Em Le Thor, Heidegger dava o seu seminário num jardim sombreado por altas árvores. Mas, por vezes, saía-se do vilarejo caminhando em direção de Thouzon ou do Rebanquet, e o seminário acontecia então diante de uma cabana perdida em meio a um olival. Um dia, quando o seminário já estava chegando o fim e os alunos, ao seu redor, não paravam de lhe fazer perguntas, o filósofo simplesmente responde: "Vocês podem ver o meu limite, eu não." Anos antes, tinha escrito que a grandeza de um pensador se mede pela fidelidade ao próprio limite interno, e que não conhecer esse limite - e não conhecê-lo pela sua proximidade ao indizível - é a doação secreta que o ser, raras vezes, pode fazer.
Que uma latência seja mantida para que possa haver ilatência e um esquecimento custodiado para que possa haver memória: isto é a inspiração, o transporte suscitado pela musa que acorda o homem à palavra e ao pensamento. O pensamento está próximo à sua coisa somente se se perde nessa latência, se não vê mais a sua coisa.
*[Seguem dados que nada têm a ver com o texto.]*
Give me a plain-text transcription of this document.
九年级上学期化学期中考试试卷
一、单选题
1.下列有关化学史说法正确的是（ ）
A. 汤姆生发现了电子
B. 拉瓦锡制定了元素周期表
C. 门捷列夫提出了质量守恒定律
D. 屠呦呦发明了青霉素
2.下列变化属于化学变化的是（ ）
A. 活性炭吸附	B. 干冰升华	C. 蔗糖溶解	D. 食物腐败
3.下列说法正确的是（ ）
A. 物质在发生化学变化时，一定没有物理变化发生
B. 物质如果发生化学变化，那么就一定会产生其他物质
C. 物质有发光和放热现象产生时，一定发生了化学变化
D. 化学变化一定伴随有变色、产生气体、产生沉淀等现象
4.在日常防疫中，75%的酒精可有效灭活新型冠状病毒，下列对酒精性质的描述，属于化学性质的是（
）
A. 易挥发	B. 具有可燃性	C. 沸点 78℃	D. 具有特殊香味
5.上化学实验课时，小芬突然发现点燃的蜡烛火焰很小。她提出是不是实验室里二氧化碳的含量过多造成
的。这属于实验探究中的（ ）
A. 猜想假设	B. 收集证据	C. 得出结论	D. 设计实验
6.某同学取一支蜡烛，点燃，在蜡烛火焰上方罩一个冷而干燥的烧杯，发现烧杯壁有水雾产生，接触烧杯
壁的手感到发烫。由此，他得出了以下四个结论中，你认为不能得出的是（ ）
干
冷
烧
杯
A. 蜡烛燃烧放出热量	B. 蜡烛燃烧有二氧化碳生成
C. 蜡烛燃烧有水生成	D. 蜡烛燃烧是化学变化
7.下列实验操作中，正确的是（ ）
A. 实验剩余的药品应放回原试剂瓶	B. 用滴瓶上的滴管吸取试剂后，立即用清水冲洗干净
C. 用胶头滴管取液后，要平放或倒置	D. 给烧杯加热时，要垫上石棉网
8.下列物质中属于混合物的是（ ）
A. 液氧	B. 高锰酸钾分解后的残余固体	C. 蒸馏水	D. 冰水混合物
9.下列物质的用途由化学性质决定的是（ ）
Isto é o seu caráter de ditado: deve haver a dialética latência-ilatência, esquecimento-memória, para que a palavra possa vir e não simplesmente ser manipulada por um sujeito. (Eu - é claro - não posso inspirar-me.)
Mas essa latência é, também, o núcleo tartárico em torno ao qual se adensa a obscuridade do caráter e do destino, o não-dito que, crescendo no pensamento, precipita-o na loucura. O que o mestre não vê é a sua própria verdade: o seu limite é o seu princípio. Não vista, não exposta, a verdade entra no seu ocidente, fecha-se no próprio Amanthis.[1]
"É concebível que um filósofo caia nesta ou naquela forma de aparente incoerência por amor deste ou daquele compromisso: ele próprio pode estar consciente disso. Mas aquilo de que ele não é consciente, é que a possibilidade deste aparente compromisso tem a sua raiz mais profunda numa insuficiente exposição do seu princípio. Se, portanto, um filósofo verdadeiramente recorreu a um compromisso, os seus discípulos devem explicar com base no íntimo e essencial conteúdo da sua consciência o que, para ele mesmo, tomou forma de consciência exotérica."
A insuficiente exposição do princípio o constitui como limite musaico, como inspiração. Mas, para poder escrever, para poder tornar-se também para nós inspiração, o mestre teve de abandonar a sua inspiração, teve que a esgotar: o poeta inspirado é sem obra. Este apagar da inspiração, que traz o pensamento da sobra do seu ocidente, é a exposição da Musa: a ideia.
Giorgio Agamben. Idea della Musa. In.: Idea della Prosa. Macerata: Quodlibet, 2002. pp. 39-40. (Trad.: Vinícius Nicastro Honesko)
Imagem: Cosmè Tura. Uma Musa. 1455-60. National Gallery, London.
[1] Nome que os antigos egípcios davam ao lugar de permanência das almas.